Thoughts on an Autumn Witching Hour

I saw my first autumn geese today, flying south. That’s a sight that never fails to make me happy in fall and depressed in spring. I love fall and winter. I love spring, and I love summer for about a week. But this year, all I could think was ‘I was supposed to be flying too’.

Ah well, such is life. Another southern winter, but hopefully a western spring.

And yes, it is the witching hour. We’re packing up to leave for Dragon*Con. The cat is yelling about our leaving, and mom is trying to figure out why she has cinnamon on her bedroom floor. I still feel less than dragonish, largely because I haven’t had a solid meal since Sunday, and lost (literally) meals don’t count.

And strangely, I was just missing country life. Now, I’m sure that about one day of setting fence in the Northern California hills would make me change my mind in a hurry, but hey. I’m a country girl, born and bred. There’s something honest and satisfying about measurable progress and achieved goals.

And speaking of country life? Here’s a bit of country remedy for you. Seein’ as my family is prone to bruises, trauma of the blunt variety and just plain getting trampled, we’ve tried out pretty much all of the bruise remedies there are.

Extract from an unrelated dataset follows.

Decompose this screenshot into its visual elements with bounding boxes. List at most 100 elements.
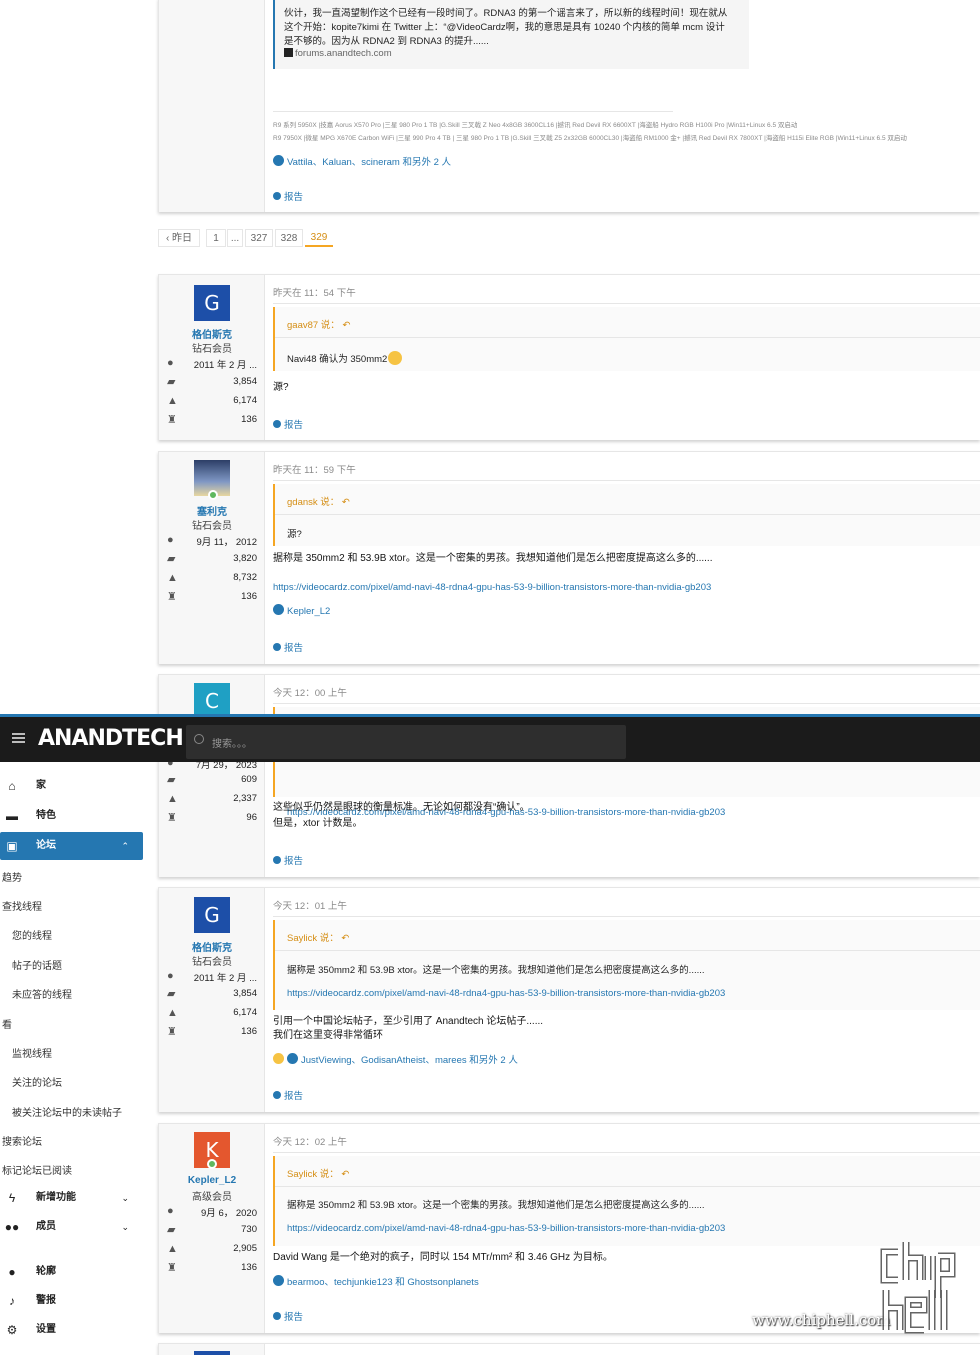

(Personal, partial tally: kicked in head by steel-shod horse at 15. Kicked in leg by non-steel-shod horse. Trampled by stupid horse. Bitten by greedy horse… twice. Caught edge of swinging shovel on wristbone. Several other concussions. Multiple instances of running into the door… or the horse… or the ground by means of falling off the horse… See what I mean?)

The best? Comfrey. My mom credits comfrey for her quick healing of a fractured foot. I know it’s doing wonders for the massive bruise on my head right now. It’s quick and easy: a handful of dried comfrey leaves in a quarter-cup witch-hazel. Steep for 1-3 days. Use a cotton ball or pad to keep the bruise covered for a while. It’s soothing, cooling and it really does help.